Asserting our own needs while also acknowledging the needs of others is what sustains relationships, and protects our mental health. Communicating boundaries becomes a matter of validating our needs and respecting the limitations on our own choices. It requires sharing a simple, firm, and brief message that can be repeated, and followed through on via the consequences you’ve chosen. 

As for tolerating the false guilt of having stayed true to yourself, it helps to practice defusion from others’ reactions, whether it be the silent treatment, questioning you, or testing your limits. While we can’t control their behavior, we can control what we accept, how much we interact, how much space they take up in our heads, and what role they play in our life.
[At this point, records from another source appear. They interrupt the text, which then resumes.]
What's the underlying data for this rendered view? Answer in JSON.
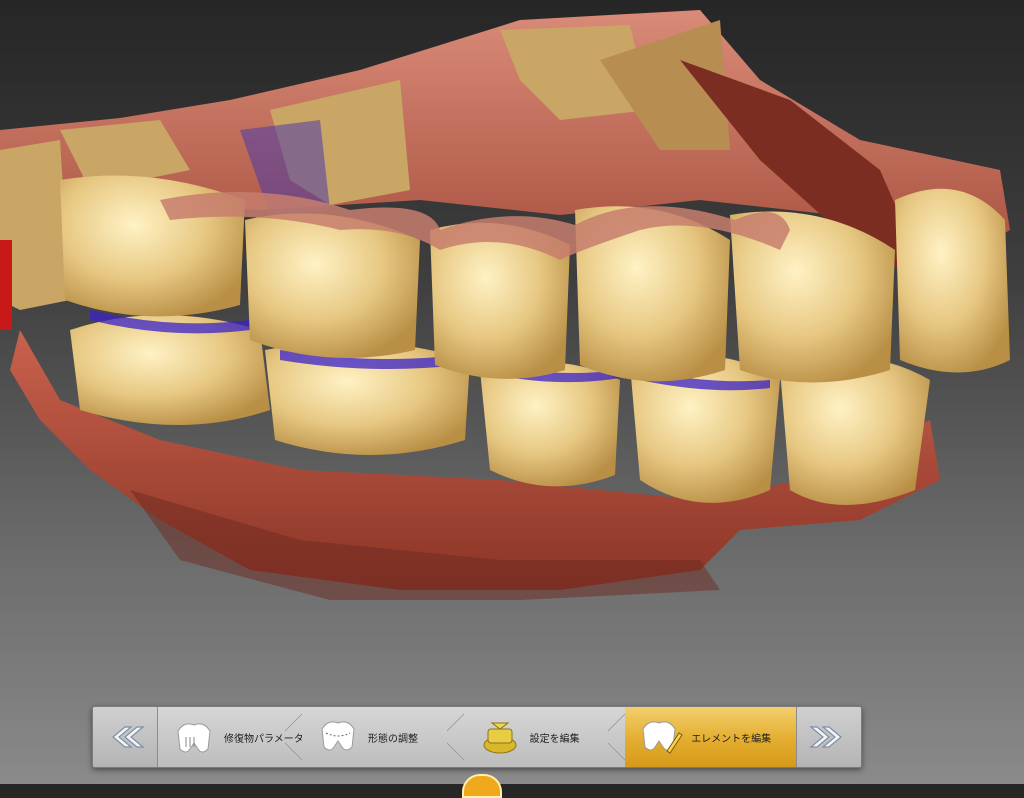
{
  "viewport": {
    "name": "3D dental scan view",
    "icon": "dental-arch-scan-icon"
  },
  "workflow": {
    "prev_icon": "double-chevron-left-icon",
    "next_icon": "double-chevron-right-icon",
    "steps": [
      {
        "label": "修復物パラメーター",
        "icon": "crown-parameters-icon",
        "active": false
      },
      {
        "label": "形態の調整",
        "icon": "crown-shape-adjust-icon",
        "active": false
      },
      {
        "label": "設定を編集",
        "icon": "gold-settings-icon",
        "active": false
      },
      {
        "label": "エレメントを編集",
        "icon": "crown-edit-pencil-icon",
        "active": true
      }
    ],
    "active_color": "#e3ad2f"
  },
  "indicator_color": "#f0a81c"
}
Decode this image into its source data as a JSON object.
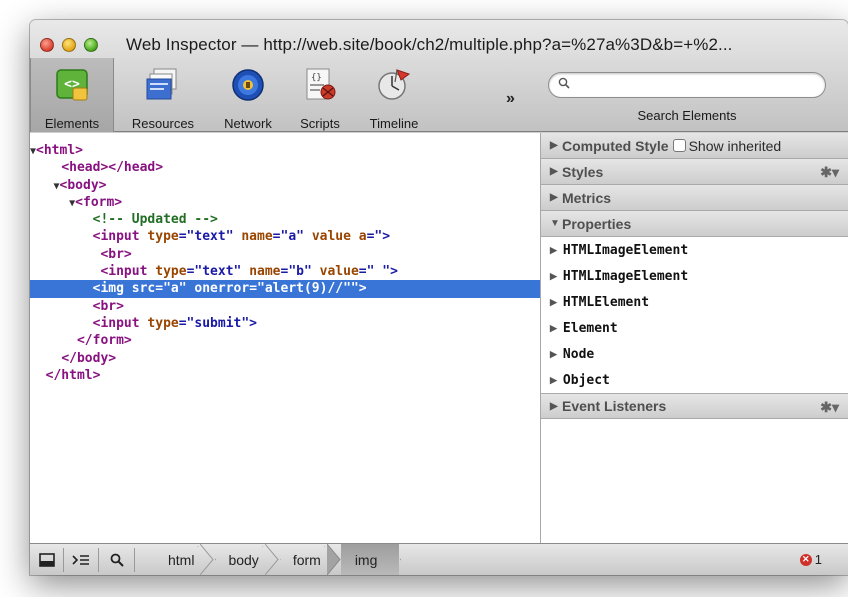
{
  "window": {
    "title": "Web Inspector — http://web.site/book/ch2/multiple.php?a=%27a%3D&b=+%2..."
  },
  "toolbar": {
    "tools": [
      {
        "label": "Elements",
        "icon": "elements-icon",
        "selected": true
      },
      {
        "label": "Resources",
        "icon": "resources-icon",
        "selected": false
      },
      {
        "label": "Network",
        "icon": "network-icon",
        "selected": false
      },
      {
        "label": "Scripts",
        "icon": "scripts-icon",
        "selected": false
      },
      {
        "label": "Timeline",
        "icon": "timeline-icon",
        "selected": false
      }
    ],
    "more_label": "»"
  },
  "search": {
    "placeholder": "",
    "label": "Search Elements"
  },
  "dom": {
    "lines": [
      {
        "triangle": "▼",
        "tag_open": "<html>"
      },
      {
        "tag": "<head></head>"
      },
      {
        "triangle": "▼",
        "tag_open": "<body>"
      },
      {
        "triangle": "▼",
        "tag_open": "<form>"
      },
      {
        "comment": "<!-- Updated -->"
      },
      {
        "p1": "<input ",
        "a1": "type",
        "v1": "=\"text\" ",
        "a2": "name",
        "v2": "=\"a\" ",
        "a3": "value a",
        "v3": "=\">"
      },
      {
        "tag": "<br>"
      },
      {
        "p1": "<input ",
        "a1": "type",
        "v1": "=\"text\" ",
        "a2": "name",
        "v2": "=\"b\" ",
        "a3": "value",
        "v3": "=\" \">"
      },
      {
        "p1": "<img ",
        "a1": "src",
        "v1": "=\"a\" ",
        "a2": "onerror",
        "v2": "=\"alert(9)//\"\">",
        "selected": true
      },
      {
        "tag": "<br>"
      },
      {
        "p1": "<input ",
        "a1": "type",
        "v1": "=\"submit\">"
      },
      {
        "tag": "</form>"
      },
      {
        "tag": "</body>"
      },
      {
        "tag": "</html>"
      }
    ]
  },
  "sidebar": {
    "computed_style": "Computed Style",
    "show_inherited": "Show inherited",
    "styles": "Styles",
    "metrics": "Metrics",
    "properties": "Properties",
    "property_items": [
      "HTMLImageElement",
      "HTMLImageElement",
      "HTMLElement",
      "Element",
      "Node",
      "Object"
    ],
    "event_listeners": "Event Listeners"
  },
  "statusbar": {
    "breadcrumbs": [
      "html",
      "body",
      "form",
      "img"
    ],
    "error_count": "1"
  },
  "colors": {
    "selection": "#3875d7",
    "tag": "#881280",
    "attr": "#994500",
    "value": "#1a1aa6",
    "comment": "#236e25"
  }
}
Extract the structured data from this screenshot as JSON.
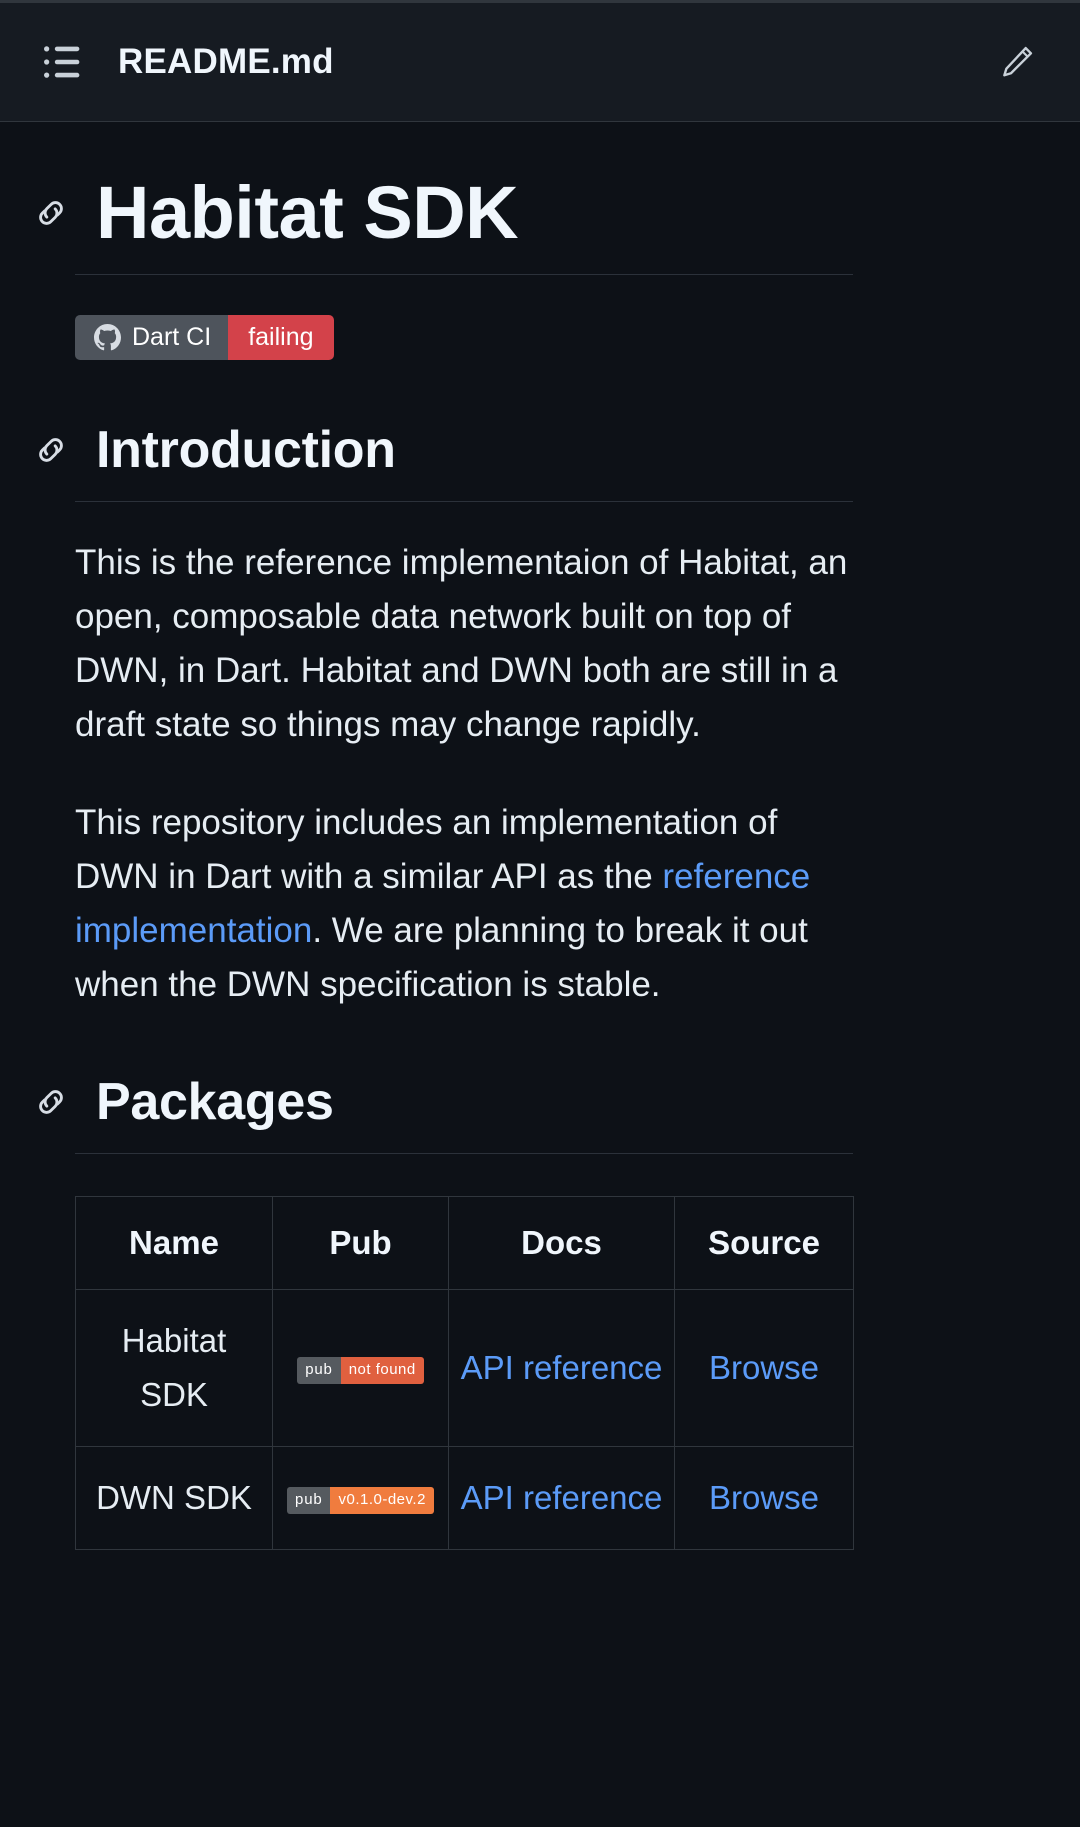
{
  "theme": {
    "background": "#0d1117",
    "header_background": "#161b22",
    "text": "#e6edf3",
    "heading": "#f0f6fc",
    "link": "#5b9bf8",
    "border": "#30363d",
    "badge_gray": "#4e545c",
    "badge_red": "#d3424a",
    "badge_orange": "#f07c3e",
    "badge_orange_red": "#e0603f"
  },
  "header": {
    "title": "README.md",
    "outline_icon": "list-icon",
    "edit_icon": "pencil-icon"
  },
  "document": {
    "title": "Habitat SDK",
    "anchor_icon": "link-icon",
    "ci_badge": {
      "icon": "github-icon",
      "label": "Dart CI",
      "status": "failing"
    },
    "sections": [
      {
        "heading": "Introduction",
        "paragraphs": [
          {
            "parts": [
              {
                "type": "text",
                "value": "This is the reference implementaion of Habitat, an open, composable data network built on top of DWN, in Dart. Habitat and DWN both are still in a draft state so things may change rapidly."
              }
            ]
          },
          {
            "parts": [
              {
                "type": "text",
                "value": "This repository includes an implementation of DWN in Dart with a similar API as the "
              },
              {
                "type": "link",
                "value": "reference implementation"
              },
              {
                "type": "text",
                "value": ". We are planning to break it out when the DWN specification is stable."
              }
            ]
          }
        ]
      },
      {
        "heading": "Packages"
      }
    ]
  },
  "packages_table": {
    "columns": [
      "Name",
      "Pub",
      "Docs",
      "Source"
    ],
    "rows": [
      {
        "name": "Habitat SDK",
        "pub": {
          "left": "pub",
          "right": "not found",
          "style": "notfound"
        },
        "docs": "API reference",
        "source": "Browse"
      },
      {
        "name": "DWN SDK",
        "pub": {
          "left": "pub",
          "right": "v0.1.0-dev.2",
          "style": "version"
        },
        "docs": "API reference",
        "source": "Browse"
      }
    ]
  }
}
You can find further strategies for boundary work by Tawaab here and here

Empathy As Empowerment

Our empathy is one of the most quietly powerful things about us. It connects us to each other, moves us to act, and makes us human. But like any strength, it asks something of us in return: the ongoing practice of knowing ourselves well enough to stay present without losing ourselves. The frameworks and tools in this article are not about becoming less caring or building walls. They are about learning to offer the kind of presence that is sustainable, boundaried, and still full of warmth. When we do this inner work, we don't diminish our empathy. We honor it.